We want to create a Hybrid multi WAN site to site connection between two (and more?) remote offices.
The office has two WAN connections to the HQ. One MPLS and one ordinary Internet connection. In the end policy based routing should utilise both connections (For example, send important traffic like VoIP over MPLS and everything else over the cheaper line)
We want to send the traffic on each interface only encrypted over each wire, so we will later create an IPSec or OpenVPN connection on each link. For testing purpose, we started with a GRE tunnel.
Both sides see and can communicate with each other.
We defined two gateways on each side on the pfsense devices. Each with the GRE IP of the remote pfsense device. We also put both into a Gateway group and configured different tiers.
After that we created a floating rule, that matches incoming Traffic on the LAN side to the remote network, and sends it to the gateway group. This works as expected, on both sides.
But the remote side, that receives the packet, does something wrong.
Pflog tells us that a state is created with a default rule on the GRE interface (match in on GRE0). Wer also see traffic on the remote host, and it's answer, but for some unknown reason, no traffic is going back over the tunnel. It seems that the pfsense device somehow forgets/ignores the state? (Further investigation needed)

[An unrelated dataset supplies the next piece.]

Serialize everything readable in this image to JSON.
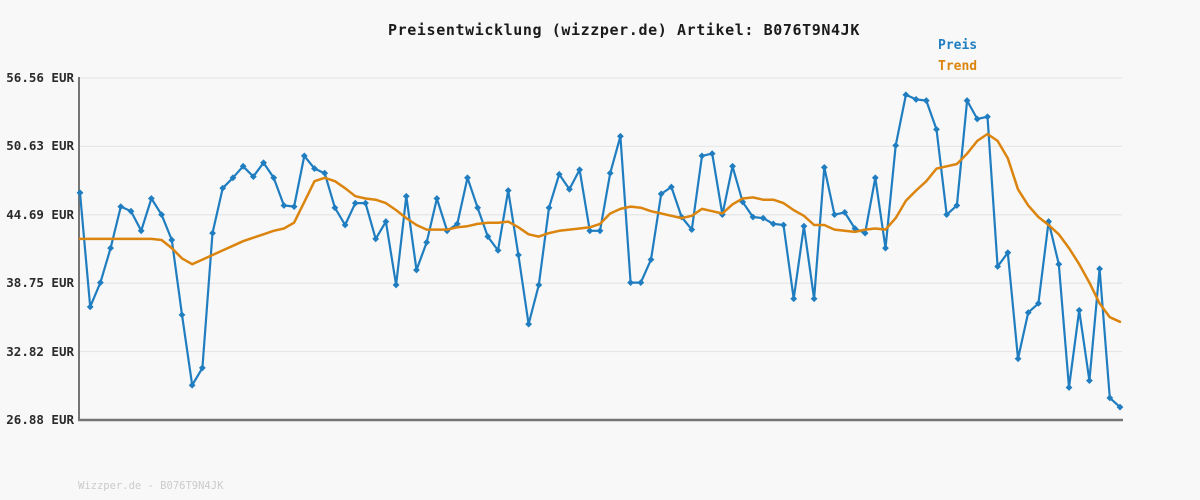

I can not present a configuration as I am writing this from home, and the machines are in our office (currently in a lab environment)
We see that packets arrive on the remote site, and server, but to coming back to the sender.
From what I understand, the packet should be automatically returned on the gateway it arrived on, as the state is created there. But I also read that the redirect-to rule in pf should also have an return-to rule, on the other side. But no such rule was found in pfctl -sr. And no option in de pfsense webgui.
We are not doing any kind of NAT here!
I would appreciate any ideas on how people solved such a setup, and what I could have done wrong?
I am sorry that I cannot provide more information, but I am trying to solve a non private problem in my private time 🙂
Best Answer
Change "State type" to "None" under advanced settings within a floating rule used to direct traffic to a gateway group.